In attesa, oltre ai cittadini, ci sono anche le strutture e le figure predisposte alla cura delle persone. Parliamo dei medici di base, il primo e più prossimo riferimento per il cittadino, e del comparto farmaceutico, alle prese con una carenza di medicinali mai vissuta – neanche in pandemia. Guardando ai numeri, la Federazione italiana medici di medicina generale (Fimmg) denuncia che quasi due milioni di cittadini rimarranno senza medico di famiglia e che oltre cinquemila medici non potranno più garantire l’assistenza negli ambulatori territoriali di Continuità assistenziale e lasceranno vacanti centinaia di presidi di emergenza territoriale. La causa si ritrova nell’errore interpretativo fatto da alcune Regioni che hanno impedito ai medici in formazione di assumere incarichi provvisori e di sostituzione di medicina generale, come invece deciso nella legge del 2018 che permetteva – in deroga alle incompatibilità precedenti – di assumere incarichi convenzionali. La giustificazione? Una norma poco chiara.

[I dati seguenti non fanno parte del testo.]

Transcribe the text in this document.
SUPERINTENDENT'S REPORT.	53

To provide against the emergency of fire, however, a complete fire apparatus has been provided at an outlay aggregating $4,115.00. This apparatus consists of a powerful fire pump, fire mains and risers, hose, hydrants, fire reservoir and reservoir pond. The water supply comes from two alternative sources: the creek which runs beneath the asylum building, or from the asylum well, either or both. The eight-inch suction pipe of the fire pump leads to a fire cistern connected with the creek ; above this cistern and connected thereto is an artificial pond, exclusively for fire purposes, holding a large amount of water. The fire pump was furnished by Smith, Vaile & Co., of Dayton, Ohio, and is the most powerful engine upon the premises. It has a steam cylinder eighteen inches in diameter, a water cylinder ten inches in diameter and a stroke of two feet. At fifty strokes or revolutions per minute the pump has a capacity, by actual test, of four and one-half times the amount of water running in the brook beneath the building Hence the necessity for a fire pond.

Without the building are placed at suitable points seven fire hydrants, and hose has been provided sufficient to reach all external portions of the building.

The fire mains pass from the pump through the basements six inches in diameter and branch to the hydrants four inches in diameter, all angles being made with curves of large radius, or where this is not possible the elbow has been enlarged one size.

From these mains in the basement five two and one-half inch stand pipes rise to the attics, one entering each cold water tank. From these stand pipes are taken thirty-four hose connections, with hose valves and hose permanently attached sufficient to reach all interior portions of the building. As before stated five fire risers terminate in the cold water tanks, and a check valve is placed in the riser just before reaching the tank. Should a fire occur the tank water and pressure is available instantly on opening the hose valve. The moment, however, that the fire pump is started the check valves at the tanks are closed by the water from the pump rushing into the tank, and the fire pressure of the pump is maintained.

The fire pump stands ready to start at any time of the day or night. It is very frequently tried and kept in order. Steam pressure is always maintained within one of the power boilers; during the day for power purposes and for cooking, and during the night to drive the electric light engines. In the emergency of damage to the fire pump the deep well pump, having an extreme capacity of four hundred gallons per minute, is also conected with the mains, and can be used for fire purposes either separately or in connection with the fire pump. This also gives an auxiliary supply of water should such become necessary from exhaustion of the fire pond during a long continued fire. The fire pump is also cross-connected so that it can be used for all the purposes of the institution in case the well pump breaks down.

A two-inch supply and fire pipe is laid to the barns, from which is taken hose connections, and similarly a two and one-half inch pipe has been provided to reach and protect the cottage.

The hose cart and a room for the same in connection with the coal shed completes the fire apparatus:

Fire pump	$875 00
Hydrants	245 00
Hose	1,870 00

Altro numero che spaventa è quello dei medicinali mancanti, che continua a salire giorno dopo giorno arrivando – a oggi – a oltre 3200. Tra questi ci sono gli antinfiammatori, antipiretici, alcuni antibiotici, cortisonici per l’aerosol, prodotti per la tosse, ma anche farmaci antipertensivi e antiepilettici. La produzione è rallentata, la richiesta è alta e farmacisti e medici di base, in attesa di una soluzione, devono sopperire alle mancanze nella cura dei cittadini.

PAYBACK SOSPESO

Infine, in attesa di risposte sul proprio destino, ci sono le aziende, gli operatori e i lavoratori delle aziende produttrici di dispositivi medici che ieri si sono riuniti a Roma in una protesta per chiedere l’abolizione del payback sanitario. Si tratta dello strumento – in piedi dal 2015 ma mai applicato fino al governo Draghi – che costringe i fornitori dei dispositivi medici a restituire parte dei pagamenti ricevuti dalle Regioni che hanno comprato i loro prodotti eccedendo i tetti di spesa. “Un meccanismo – denuncia il presidente di Pmi Sanità Gennaro Broya – che vuol far pagare alle aziende italiane gli sprechi e gli errori delle Regioni incapaci di fare i conti e programmare la loro Sanità”. Una cifra che si attesta intorno a due miliardi e 200 milioni di euro che con l’applicazione dello strumento, porterebbe conseguenze economiche e occupazionali gravissime su tutto il settore industriale e sulla salute dei cittadini italiani. Proprio per questo, il governo si è indirizzato verso la proroga della misura, fino al 30 aprile. Ma non basta: per quella data, la condizione del comparto non sarà cambiata e, pertanto, la richiesta nei confronti dell’esecutivo è proprio quella di abolire definitivamente questa misura. Intanto si sospende la “pena” per altri quattro mesi e si rimane in attesa. Ma forse serve un miracolo.